What helped the most was bringing float and boost reconnect up much closer to the boost voltage setting.

Like now for example one bank is set on...

Boost Charge: 13.8

Float Charge: 13.7

Boost Reconnect: 13.6

It has been running this way reliably for months now and is always putting available sunlight when it possibly can into a less than full battery.
 
I have two separate lifepo4 battery banks at my place with 4 Epever SCC'. (2 strings on each bank)

I did notice those occasional days when a SCC just couldn't be bothered putting watts into a 80% SOC battery when there was full sun in the sky.

I have independent bluetooth voltage recording and logging devices on both battery banks to help me to problem solve the issue. So things I have learnt...

The voltage that the Epever SCC sees isn't an accurate indication of battery voltage.

Turning a decent load on from the inverter would trigger the SCC to wake up an start dumping all available watts from the panels into the battery bank.

I continued to monitor things and tweak settings in order to get the SCCs to always reliably put available watts from the panels into the batteries until they reached my voltage set point.

What helped the most was bringing float and boost reconnect up much closer to the boost voltage setting.
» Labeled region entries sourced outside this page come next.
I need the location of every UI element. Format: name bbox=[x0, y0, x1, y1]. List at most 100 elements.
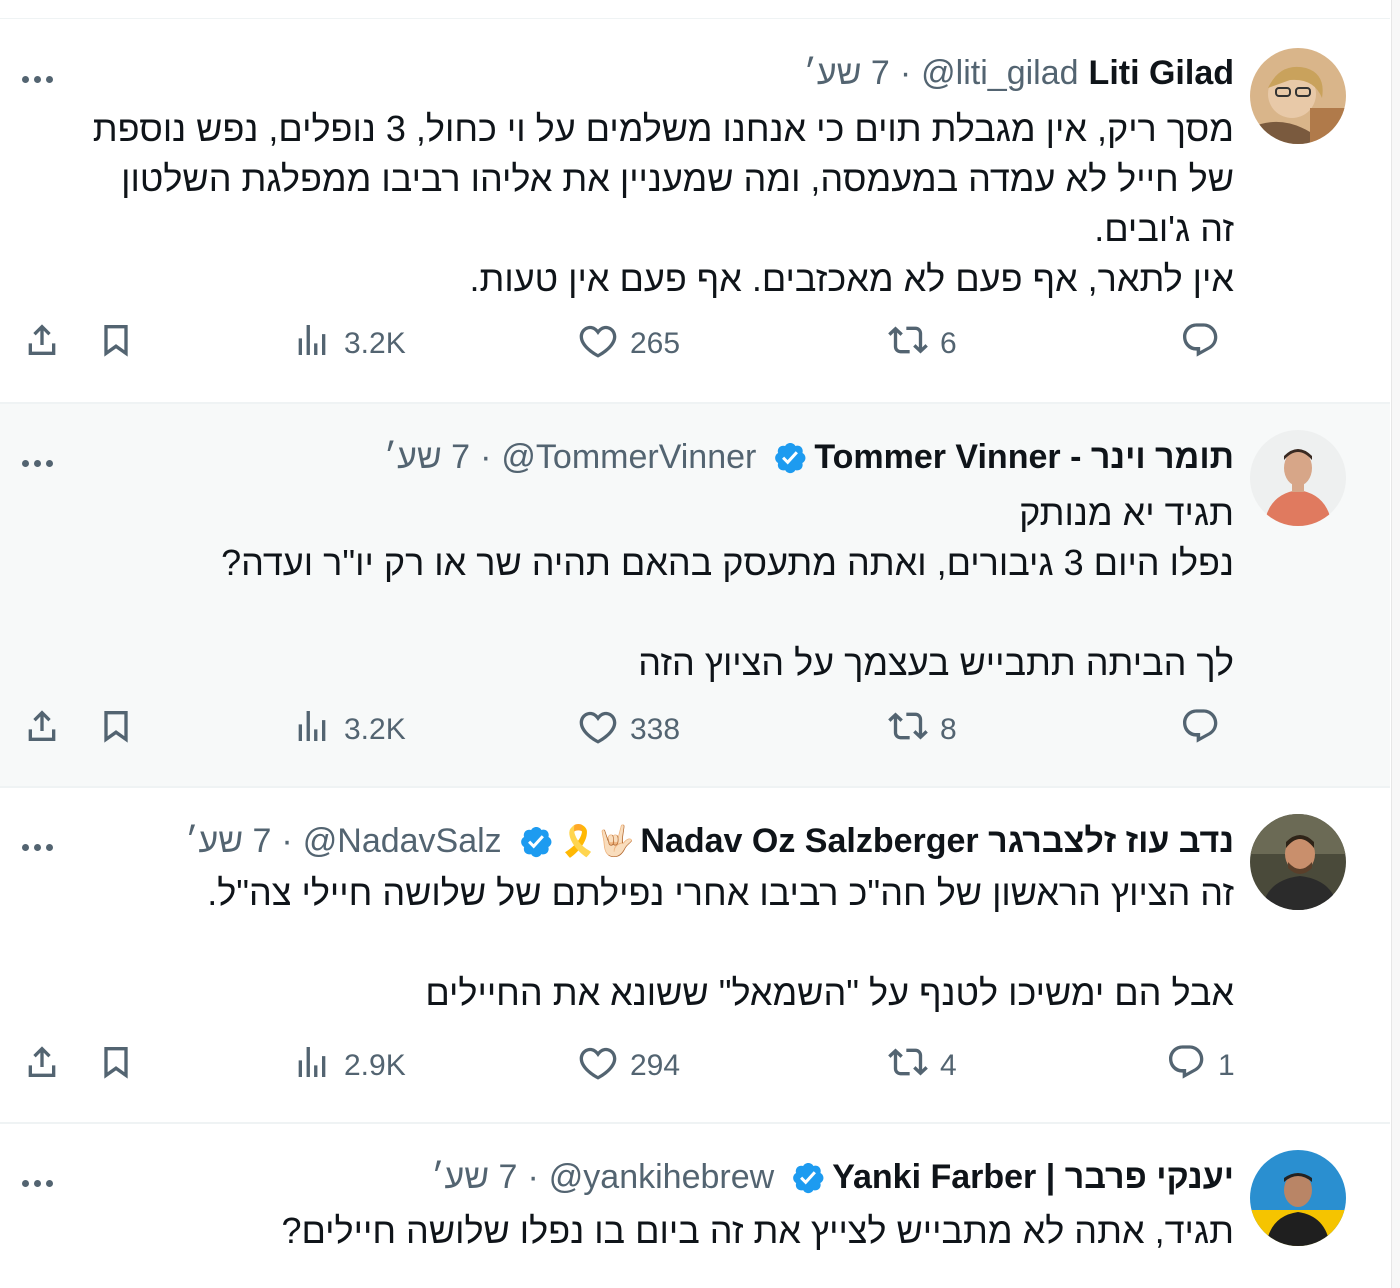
heart-icon bbox=[578, 1042, 618, 1090]
avatar[interactable] bbox=[1250, 1150, 1346, 1246]
author-handle[interactable]: @yankihebrew bbox=[549, 1158, 774, 1197]
tweet-header: יענקי פרבר | Yanki Farber @yankihebrew ·… bbox=[431, 1158, 1234, 1197]
retweet-icon bbox=[888, 706, 928, 754]
share-icon bbox=[22, 320, 62, 368]
tweet-text-line: לך הביתה תתבייש בעצמך על הציוץ הזה bbox=[638, 642, 1234, 683]
retweets-count: 4 bbox=[940, 1049, 957, 1082]
top-divider bbox=[0, 18, 1390, 19]
share-button[interactable] bbox=[22, 706, 62, 754]
views-count: 3.2K bbox=[344, 327, 406, 360]
like-button[interactable]: 265 bbox=[578, 320, 680, 368]
bookmark-button[interactable] bbox=[96, 1042, 136, 1090]
share-button[interactable] bbox=[22, 320, 62, 368]
tweet-text-line: מסך ריק, אין מגבלת תוים כי אנחנו משלמים … bbox=[92, 108, 1234, 149]
like-button[interactable]: 338 bbox=[578, 706, 680, 754]
views-button[interactable]: 3.2K bbox=[292, 706, 406, 754]
separator-dot: · bbox=[899, 54, 912, 92]
author-name[interactable]: יענקי פרבר | Yanki Farber bbox=[832, 1158, 1234, 1197]
reply-icon bbox=[1180, 706, 1220, 754]
verified-badge-icon bbox=[772, 440, 808, 476]
author-name[interactable]: Liti Gilad bbox=[1089, 54, 1234, 93]
timestamp[interactable]: 7 שע׳ bbox=[431, 1158, 517, 1197]
views-icon bbox=[292, 706, 332, 754]
retweet-button[interactable]: 4 bbox=[888, 1042, 957, 1090]
retweets-count: 8 bbox=[940, 713, 957, 746]
tweet-header: Liti Gilad @liti_gilad · 7 שע׳ bbox=[804, 54, 1234, 93]
tweet-text-line: תגיד יא מנותק bbox=[1019, 492, 1234, 533]
retweet-icon bbox=[888, 320, 928, 368]
more-options-icon[interactable] bbox=[22, 70, 62, 83]
separator-dot: · bbox=[281, 822, 293, 860]
tweet[interactable]: יענקי פרבר | Yanki Farber @yankihebrew ·… bbox=[0, 1124, 1390, 1288]
likes-count: 265 bbox=[630, 327, 681, 360]
tweet[interactable]: תומר וינר - Tommer Vinner @TommerVinner … bbox=[0, 404, 1390, 788]
tweet-text: מסך ריק, אין מגבלת תוים כי אנחנו משלמים … bbox=[14, 104, 1234, 304]
bookmark-icon bbox=[96, 1042, 136, 1090]
views-icon bbox=[292, 320, 332, 368]
views-count: 3.2K bbox=[344, 713, 406, 746]
share-icon bbox=[22, 706, 62, 754]
tweet-text-line bbox=[14, 918, 1234, 968]
avatar[interactable] bbox=[1250, 48, 1346, 144]
likes-count: 338 bbox=[630, 713, 681, 746]
retweet-button[interactable]: 8 bbox=[888, 706, 957, 754]
views-button[interactable]: 2.9K bbox=[292, 1042, 406, 1090]
timestamp[interactable]: 7 שע׳ bbox=[185, 822, 271, 861]
author-name[interactable]: תומר וינר - Tommer Vinner bbox=[814, 438, 1234, 477]
replies-count: 1 bbox=[1218, 1049, 1235, 1082]
bookmark-icon bbox=[96, 320, 136, 368]
share-icon bbox=[22, 1042, 62, 1090]
tweet-text-line bbox=[14, 588, 1234, 638]
bookmark-button[interactable] bbox=[96, 320, 136, 368]
retweet-button[interactable]: 6 bbox=[888, 320, 957, 368]
avatar[interactable] bbox=[1250, 430, 1346, 526]
action-bar: 2.9K 294 4 1 bbox=[0, 1042, 1390, 1102]
author-handle[interactable]: @NadavSalz bbox=[303, 822, 502, 861]
views-count: 2.9K bbox=[344, 1049, 406, 1082]
verified-badge-icon bbox=[790, 1160, 826, 1196]
tweet-text: זה הציוץ הראשון של חה"כ רביבו אחרי נפילת… bbox=[14, 868, 1234, 1018]
reply-icon bbox=[1180, 320, 1220, 368]
reply-button[interactable]: 1 bbox=[1166, 1042, 1235, 1090]
avatar[interactable] bbox=[1250, 814, 1346, 910]
retweet-icon bbox=[888, 1042, 928, 1090]
tweet-text-line: נפלו היום 3 גיבורים, ואתה מתעסק בהאם תהי… bbox=[221, 542, 1234, 583]
scrollbar[interactable] bbox=[1391, 0, 1400, 1288]
separator-dot: · bbox=[527, 1158, 539, 1196]
views-button[interactable]: 3.2K bbox=[292, 320, 406, 368]
tweet-text-line: זה ג'ובים. bbox=[1094, 208, 1234, 249]
reply-icon bbox=[1166, 1042, 1206, 1090]
bookmark-button[interactable] bbox=[96, 706, 136, 754]
timestamp[interactable]: 7 שע׳ bbox=[384, 438, 470, 477]
likes-count: 294 bbox=[630, 1049, 681, 1082]
verified-badge-icon bbox=[518, 824, 554, 860]
retweets-count: 6 bbox=[940, 327, 957, 360]
tweet[interactable]: נדב עוז זלצברגר Nadav Oz Salzberger 🎗️🤟🏻… bbox=[0, 788, 1390, 1124]
author-handle[interactable]: @liti_gilad bbox=[921, 54, 1078, 93]
ribbon-rock-emoji: 🎗️🤟🏻 bbox=[559, 825, 635, 858]
tweet-text-line: של חייל לא עמדה במעמסה, ומה שמעניין את א… bbox=[121, 158, 1234, 199]
more-options-icon[interactable] bbox=[22, 454, 62, 467]
timestamp[interactable]: 7 שע׳ bbox=[804, 54, 890, 93]
tweet[interactable]: Liti Gilad @liti_gilad · 7 שע׳ מסך ריק, … bbox=[0, 20, 1390, 404]
tweet-header: נדב עוז זלצברגר Nadav Oz Salzberger 🎗️🤟🏻… bbox=[185, 822, 1234, 861]
tweet-text-line: תגיד, אתה לא מתבייש לצייץ את זה ביום בו … bbox=[281, 1210, 1234, 1251]
author-handle[interactable]: @TommerVinner bbox=[501, 438, 756, 477]
bookmark-icon bbox=[96, 706, 136, 754]
reply-button[interactable] bbox=[1180, 320, 1232, 368]
views-icon bbox=[292, 1042, 332, 1090]
heart-icon bbox=[578, 320, 618, 368]
author-name[interactable]: נדב עוז זלצברגר Nadav Oz Salzberger bbox=[640, 822, 1234, 861]
tweet-header: תומר וינר - Tommer Vinner @TommerVinner … bbox=[384, 438, 1234, 477]
action-bar: 3.2K 338 8 bbox=[0, 706, 1390, 766]
heart-icon bbox=[578, 706, 618, 754]
tweet-text: תגיד, אתה לא מתבייש לצייץ את זה ביום בו … bbox=[14, 1206, 1234, 1256]
more-options-icon[interactable] bbox=[22, 838, 62, 851]
tweet-text-line: אין לתאר, אף פעם לא מאכזבים. אף פעם אין … bbox=[469, 258, 1234, 299]
share-button[interactable] bbox=[22, 1042, 62, 1090]
reply-button[interactable] bbox=[1180, 706, 1232, 754]
tweet-text-line: אבל הם ימשיכו לטנף על "השמאל" ששונא את ה… bbox=[425, 972, 1234, 1013]
like-button[interactable]: 294 bbox=[578, 1042, 680, 1090]
action-bar: 3.2K 265 6 bbox=[0, 320, 1390, 380]
more-options-icon[interactable] bbox=[22, 1174, 62, 1187]
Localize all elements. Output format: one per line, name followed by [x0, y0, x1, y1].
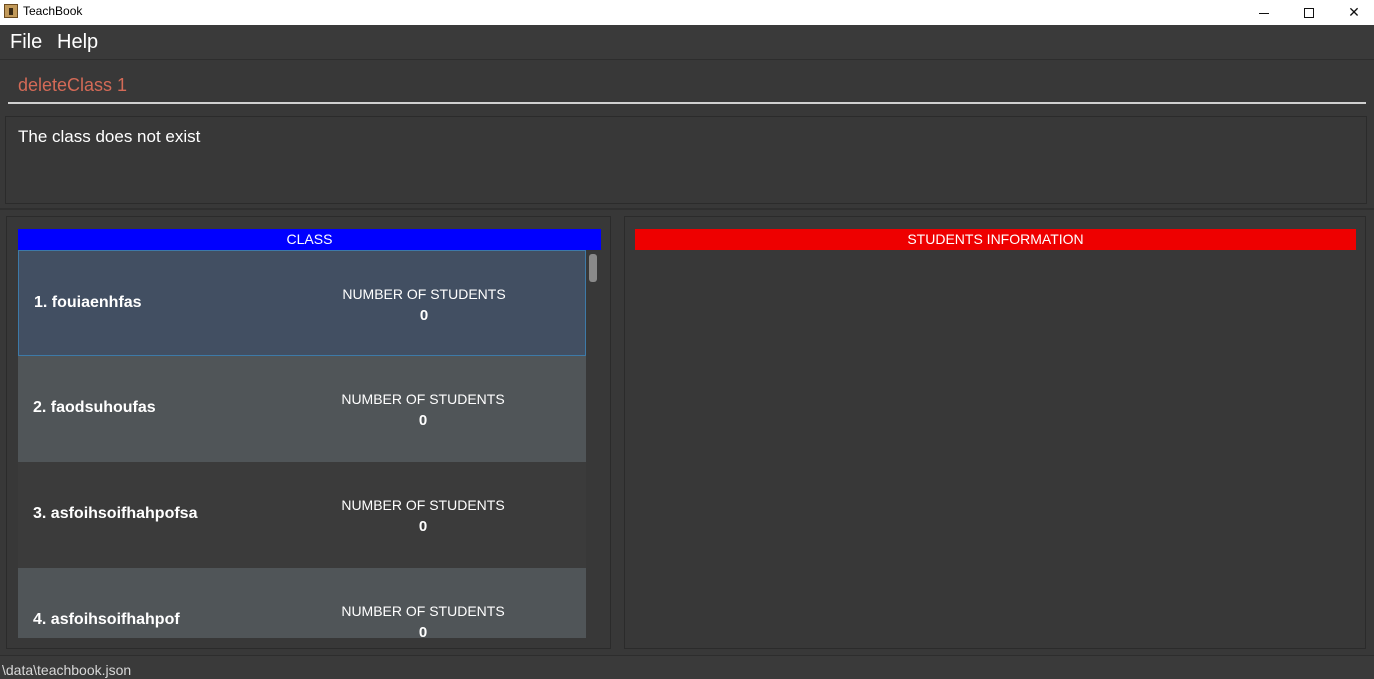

Like now for example one bank is set on...

Boost Charge: 13.8

Float Charge: 13.7

Boost Reconnect: 13.6

It has been running this way reliably for months now and is always putting available sunlight when it possibly can into a less than full battery.
Shouldn't have to "tweek" a charge controller to get around bugs. I went from epever to epNEVER last year. So glad I made the switch.
 
3) Because I am going to add in the six 320W panels over a 6420AN - which is way overpaneled- at some point soon I’m thinking about C-rate again.

That strikes me as very over panelled for the 60 amp SCC unit. I would only put 1200 watts of PV into that myself on a 13 volt system.
 
That strikes me as very over panelled for the 60 amp SCC unit. I would only put 1200 watts of PV into that myself on a 13 volt system.
Yes. You are correct.
But I’m not trying to harvest the full panel potential (I don’t need it) I’m trying to exceed my daily kWh needs November to March by having way more solar panel wattage than “necessary” so the many 10% solar days might give me “just enough.” Plus, in winter they will be vertical to eliminate cleaning snow off them- that has a wattage consequence, too.

But thank you for being thoughtful to respond.